Le spese di lite, liquidate secondo l’ordinario criterio della soccombenza, sono liquidate in dispositivo.
Non si provvede sulle spese della verificazione in mancanza di richiesta di liquidazione del compenso da parte dell’organismo incaricato.
lo accoglie e, per l’effetto, accertata la dipendenza della patologia diagnosticata al sig. (omissis) dal servizio prestato e la responsabilità in capo all’Amministrazione intimata per l’insorgenza dell’infermità, condanna il Ministero della Difesa al pagamento, in favore delle signore (omissis), quali eredi del Sig. (omissis)-, del risarcimento del danno iure hereditatis liquidato nella somma complessiva di euro di Euro 97.297,00 (novantasettemiladuecentonovantasette/00), oltre interessi legali fino al giorno del pagamento.
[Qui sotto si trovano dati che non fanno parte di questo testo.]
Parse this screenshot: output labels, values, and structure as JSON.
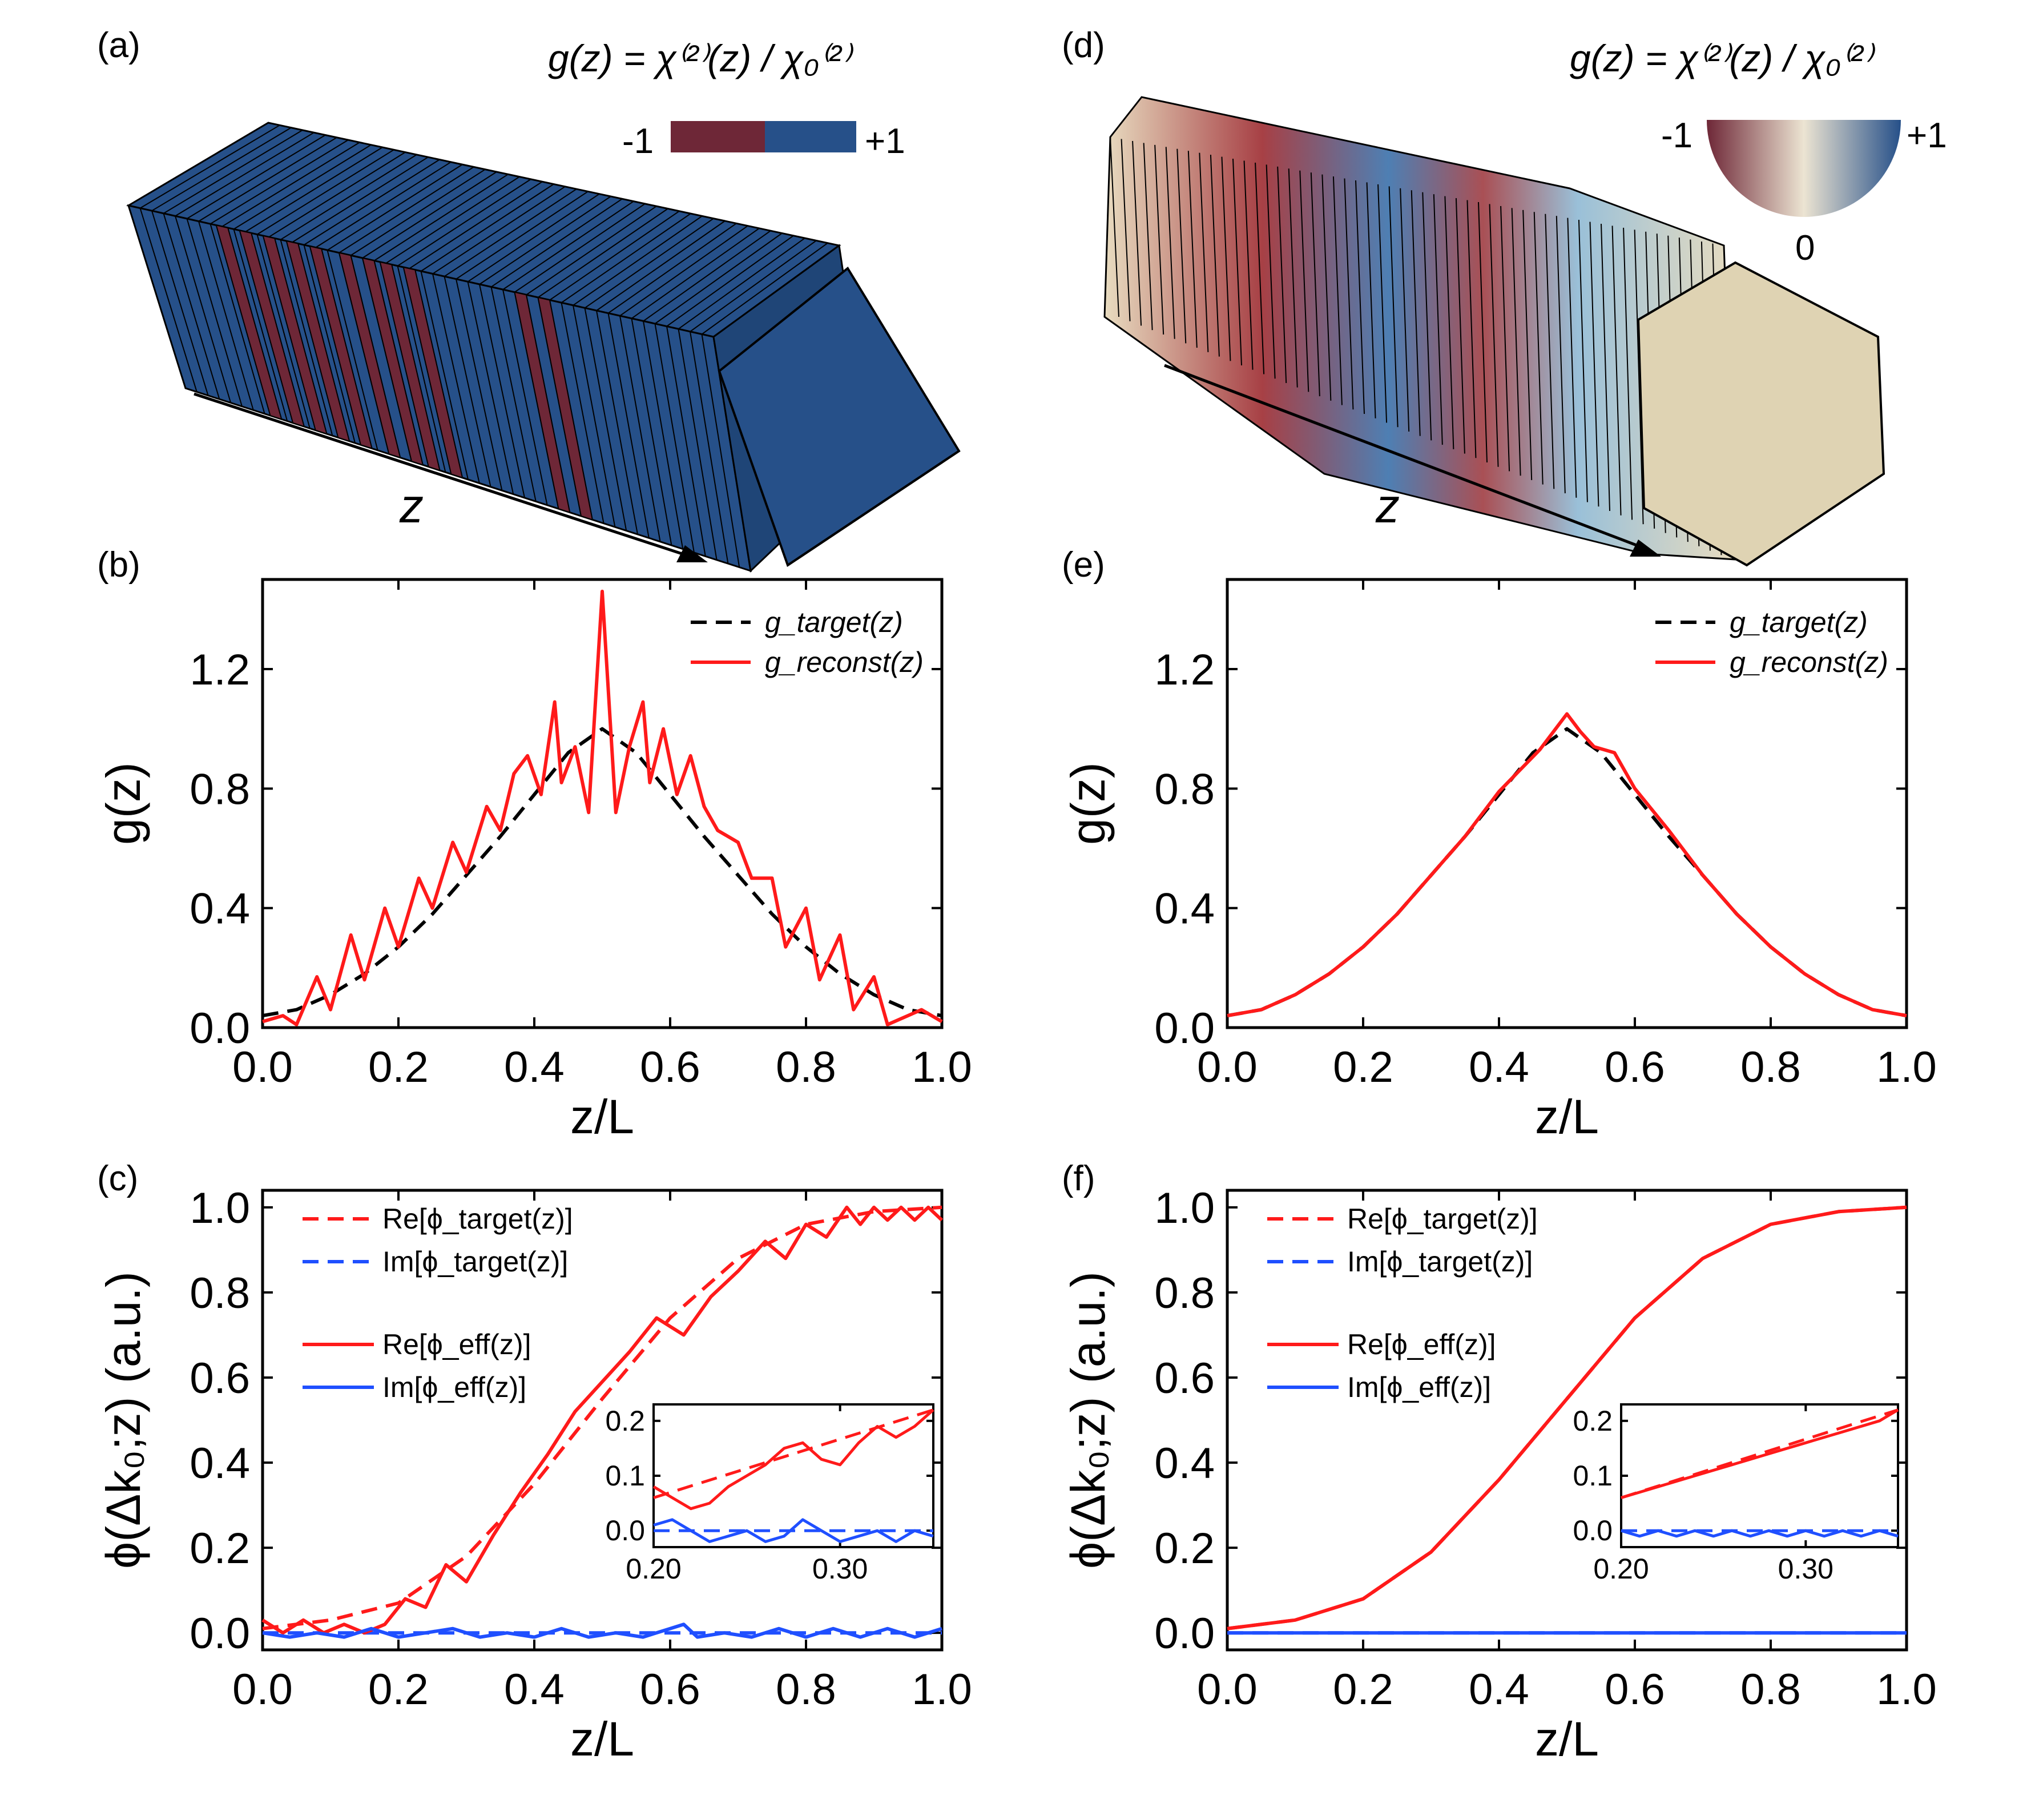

Condanna, altresì, il Ministero della Difesa al pagamento delle spese di giudizio che liquida in favore delle ricorrenti nella somma complessiva di euro 4.500,00 (quattromilacinquecento/00), oltre IVA, CPA, oneri per spese generali nella misura del quindici per cento e rimborso del contributo unificato anticipato.
Ordina che la presente sentenza sia eseguita dall’autorità amministrativa.
Ritenuto che sussistano i presupposti di cui di cui all’articolo 52, commi 1 e 2, del decreto legislativo 30 giugno 2003, n. 196, e all’articolo 9, paragrafi 1 e 4, del Regolamento (UE) 2016/679 del Parlamento europeo e del Consiglio del 27 aprile 2016 e all’articolo 2-septies del decreto legislativo 30 giugno 2003, n. 196, come modificato dal decreto legislativo 10 agosto 2018, n. 101, manda alla Segreteria di procedere, in qualsiasi ipotesi di diffusione del presente provvedimento, all’oscuramento delle generalità nonché di qualsiasi dato idoneo a rivelare lo stato di salute delle parti o di persone comunque ivi citate.
Così deciso in Roma nella camera di consiglio del giorno 20 dicembre 2023 con l’intervento dei magistrati:
(omissis), Presidente
(omissis), Consigliere, Estensore
(omissis), Referendario
DEPOSITATA IN SEGRETERIA IL 02 FEB. 2024.